Resistance to atracurium in thermally injured rats. The roles of time, activity, and pharmacodynamics.

Abstract

Thermal injury induces resistance to nondepolarizing muscle relaxants in patients. Because the mechanism of the resistance is unknown, the authors have sought to establish thermally injured rats as a suitable model for subsequent detailed studies of mechanisms. Two hundred twenty-five- to 250-g rats sustained a 30% total body surface area thermal injury while anesthetized with pentobarbital. Another group had sham injury.
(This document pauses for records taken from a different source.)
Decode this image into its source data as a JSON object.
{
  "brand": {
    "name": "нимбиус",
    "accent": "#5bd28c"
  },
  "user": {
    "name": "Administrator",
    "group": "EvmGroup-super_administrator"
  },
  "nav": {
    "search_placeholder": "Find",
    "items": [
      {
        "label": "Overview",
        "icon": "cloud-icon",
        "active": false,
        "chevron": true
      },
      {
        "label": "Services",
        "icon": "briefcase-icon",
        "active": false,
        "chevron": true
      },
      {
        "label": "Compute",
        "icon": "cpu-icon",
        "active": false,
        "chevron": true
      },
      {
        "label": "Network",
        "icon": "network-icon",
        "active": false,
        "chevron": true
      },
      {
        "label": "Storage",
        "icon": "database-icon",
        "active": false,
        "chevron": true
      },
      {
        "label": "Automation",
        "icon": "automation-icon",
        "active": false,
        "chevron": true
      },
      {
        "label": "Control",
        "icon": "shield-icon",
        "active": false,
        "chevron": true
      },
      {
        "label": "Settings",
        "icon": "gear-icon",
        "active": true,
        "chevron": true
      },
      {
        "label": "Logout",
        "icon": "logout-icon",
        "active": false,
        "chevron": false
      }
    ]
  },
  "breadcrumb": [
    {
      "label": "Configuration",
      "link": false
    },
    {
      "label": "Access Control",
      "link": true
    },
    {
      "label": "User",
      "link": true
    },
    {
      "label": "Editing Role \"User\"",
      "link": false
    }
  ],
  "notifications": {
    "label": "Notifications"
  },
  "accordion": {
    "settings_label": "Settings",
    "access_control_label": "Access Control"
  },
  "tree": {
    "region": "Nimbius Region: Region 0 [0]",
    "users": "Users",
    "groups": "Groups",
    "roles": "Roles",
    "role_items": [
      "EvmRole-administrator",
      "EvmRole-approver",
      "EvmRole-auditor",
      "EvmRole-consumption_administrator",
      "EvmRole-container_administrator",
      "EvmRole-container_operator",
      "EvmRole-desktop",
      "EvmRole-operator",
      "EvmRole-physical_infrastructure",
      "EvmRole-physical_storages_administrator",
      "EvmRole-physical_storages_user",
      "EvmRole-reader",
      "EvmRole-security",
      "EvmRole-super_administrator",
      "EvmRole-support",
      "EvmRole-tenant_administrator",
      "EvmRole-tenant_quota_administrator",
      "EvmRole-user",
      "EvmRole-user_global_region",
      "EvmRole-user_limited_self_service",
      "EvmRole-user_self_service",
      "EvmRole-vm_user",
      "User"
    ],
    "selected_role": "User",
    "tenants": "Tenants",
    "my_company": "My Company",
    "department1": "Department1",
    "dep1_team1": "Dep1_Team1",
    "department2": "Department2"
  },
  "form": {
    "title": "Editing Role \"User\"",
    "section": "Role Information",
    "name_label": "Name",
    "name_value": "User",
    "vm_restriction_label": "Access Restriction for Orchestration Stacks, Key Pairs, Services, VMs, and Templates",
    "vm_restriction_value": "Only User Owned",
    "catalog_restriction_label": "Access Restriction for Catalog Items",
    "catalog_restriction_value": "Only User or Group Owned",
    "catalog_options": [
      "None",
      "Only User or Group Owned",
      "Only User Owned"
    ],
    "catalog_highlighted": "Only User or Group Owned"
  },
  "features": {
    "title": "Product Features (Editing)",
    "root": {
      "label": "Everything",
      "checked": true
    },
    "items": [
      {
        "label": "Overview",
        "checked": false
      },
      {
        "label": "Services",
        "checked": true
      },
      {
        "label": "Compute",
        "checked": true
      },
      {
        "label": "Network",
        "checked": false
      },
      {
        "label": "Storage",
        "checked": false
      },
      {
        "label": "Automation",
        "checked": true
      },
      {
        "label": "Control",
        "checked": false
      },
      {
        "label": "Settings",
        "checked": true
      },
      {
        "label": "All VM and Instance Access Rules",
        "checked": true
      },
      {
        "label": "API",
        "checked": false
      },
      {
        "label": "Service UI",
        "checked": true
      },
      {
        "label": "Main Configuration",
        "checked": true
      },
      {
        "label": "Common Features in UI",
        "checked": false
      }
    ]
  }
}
Animal activity was monitored both by periods of direct observation and by use of activity cages. At 10, 20, 30, 40, 60, and 90 days after injury, rats were anesthetized and ventilated and the strength of contraction of their gastrocnemius produced by supramaximal stimulation of the sciatic nerve was measured before and after a bolus of atracurium (2.0 mg/kg) was administered. The plasma concentration required to diminish contraction to 50% of the preceding value (Cp50) was determined by atracurium infusion. Animals displayed the greatest resistance to atracurium at 40 days. The Cp50 value was also greatest at this time. The protein binding of atracurium was identical for both sham and injured groups. Activity for thermally injured resistant rats and for sham animals was not different. It appears that pharmacodynamic mechanisms are involved, and inactivity and disuse atrophy are not necessary in rats for development of resistance to nondepolarizing muscle relaxants after thermal injury.